For tasks of Search and Email, participants did not think the auditory feedback was helpful when navigating a soft QWERTY keyboard. The challenges include:

• It was difficult to distinguish letters that are phonetically similar and located closely on the keyboard (e.g., C, V, and B). Context was needed such as “B as in Bob.”

• Error correction was painful. For example, to correct “vill report”, they had to erase all entries rather than to highlight and change “v” to “b”. Immediate confirmation of what was entered reduces efforts on correction.

• All participants understood the layout of a QWERTY keyboard, but motor memory of typing with both hands did not help when typing with one finger.

In summary, for text entries on touchscreens, blind users would expect more sophisticated methods such as speech recognition or attached keyboard.

It is interesting that legally blind participants in the study were able to complete tasks faster when gesture was not mentioned (Mean_SayGesture = 320 s, Mean_NoGesture = 241 s, F_1,22 = .95, p = .339) and when earcon was used (Mean_Speech = 326 s, Mean_Earcon = 236 s, F_1,22 = 1.25, p = .276). All participants believed that if the gesture designs were consistent on a device, the gesture indication would only be necessary initially, or in a tutorial. But split opinions were reported about the use of earcons: some liked them because them were efficient and easy to understand, others had concerns because (1) “it only makes sense to tech savvy users”; (2) users with hearing disability may have difficulty hearing the “click”; (3) it was less effective in situations where explicit confirmation was desired (e.g., “Email was sent successfully.”).

5 Conclusions

This paper has reported findings from a three-phase research study that aims to investigate the needs and concerns of accessibility improvement, as well as how gesture designs and auditory feedback designs affect blind users’ touchscreen experience. This investigation has confirmed the following guidelines to improve accessible designs on touchscreens:

1. 1.

   Avoid gestures that require precision (e.g., “tap on the target”). Otherwise, allow error tolerance by making the touch area for selection larger than the touch area for audio cues.

2. 2.

   For soft numpad or keyboard designs, use the standard layout and button size similar to the physical numpad or keyboard to match blind users’ motor memory.

3. 3.

   Use consistent gesture designs and offer tutorials for users to quickly familiarize themselves with the accessibility modes.

4. 4.

   Use gesture design and auditory feedback to support navigation and selection, but automatically switch to speech recognition or other specialized typing methods for text entry.

5. 5.

   Enable separate accessibility modes for low-vision vs. no-vision users. Totally blind users rely on prompt auditory feedback of the screen target they are touching. Visually impaired users could better benefit from features such as adjustable color contrast and zooming.

6. 6.

   Provide adjustable speed and volume of speech output to satisfy individual needs.

7. 7.

   Place critical interface elements (e.g., Home, Back, etc.) near physical reference points such as the screen corners or edges for easier orientation and faster access.

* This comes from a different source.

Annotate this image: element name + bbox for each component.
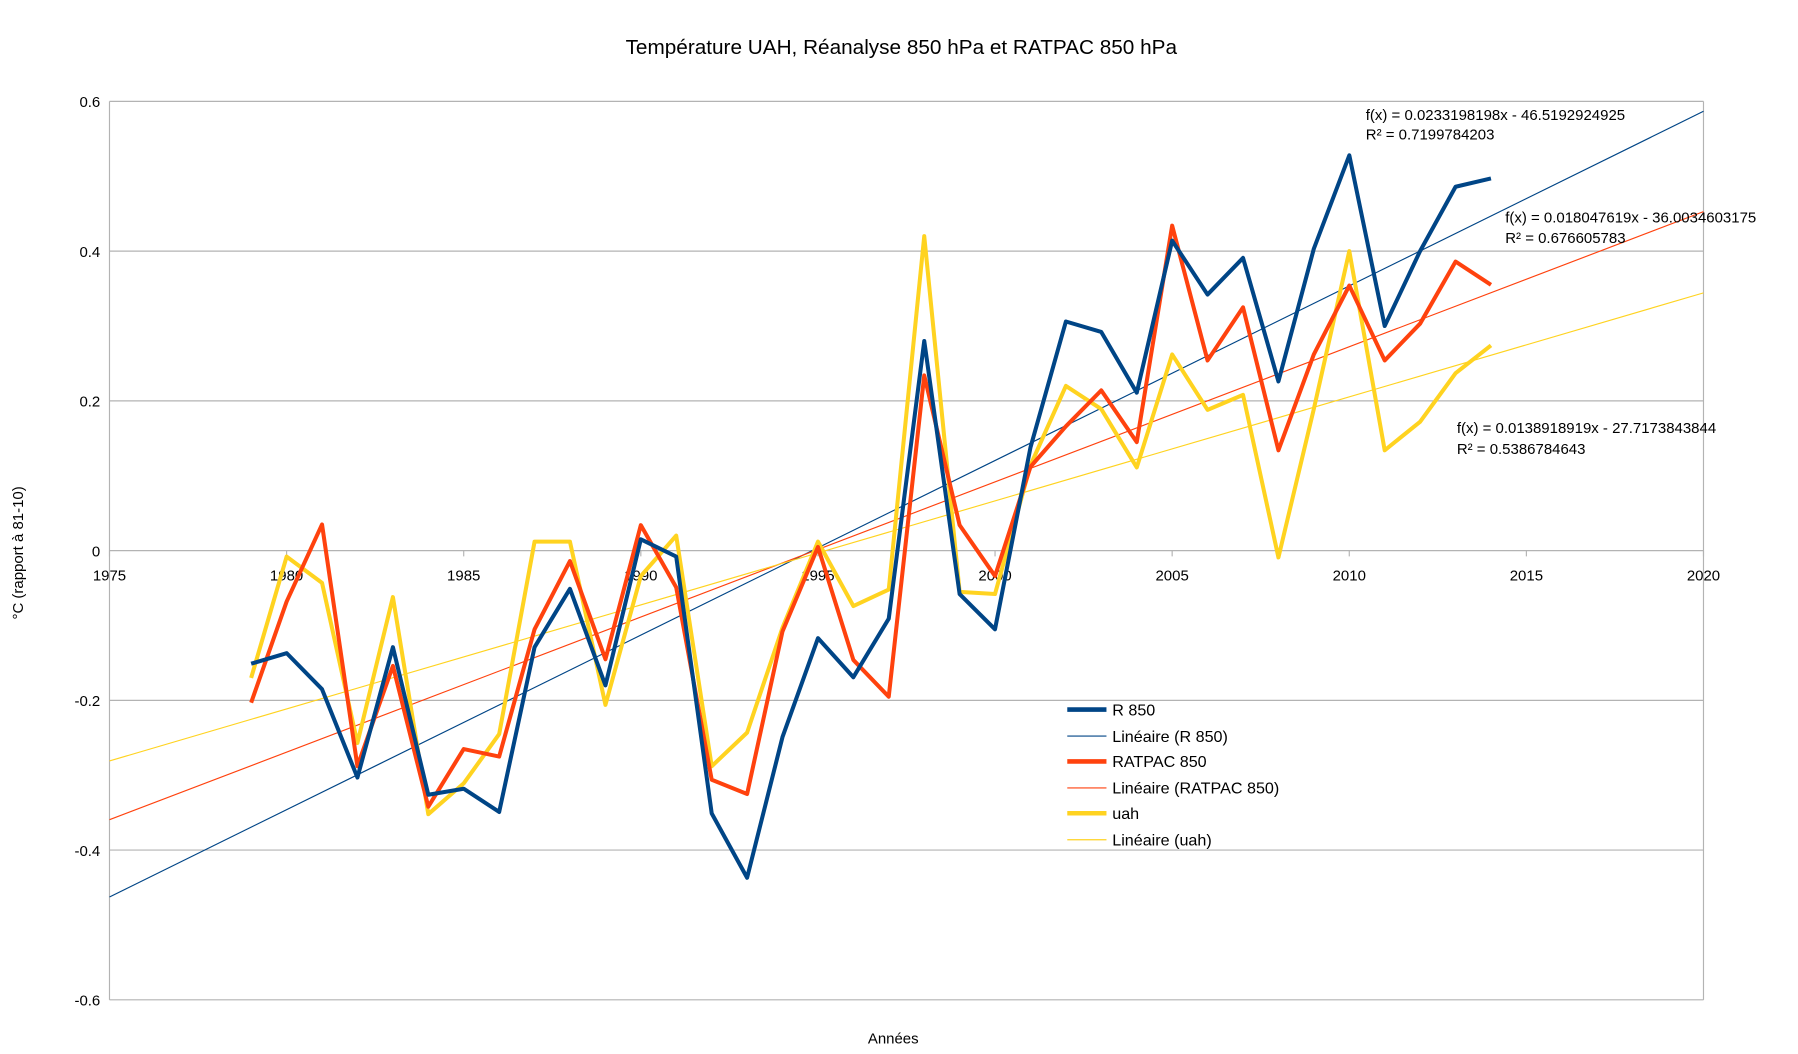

One limitation of this research is that all gestures required on-target selection, which resulted in poor performance and high frustration. Future experiments are under development to compare performance and perception amongst Touch-and-press, Touch and split-tap (as in VoiceOver on iPhone), and Touch and double-tap-anywhere (as in TalkBack on Android). It would be interesting to see if the inconvenience of multi-touch gestures is an acceptable tradeoff for speed and accuracy.

Whereas many research studies focus on gesture designs for accessible solutions on touchscreens, this paper reports positive findings on Touch-and-press interaction. Results of this research encourage further investment on the evolution of touchscreen technology. By satisfying user needs with new technological enablement, we can deliver intuitive and inclusive designs and offer equal opportunities to people with visual disabilities.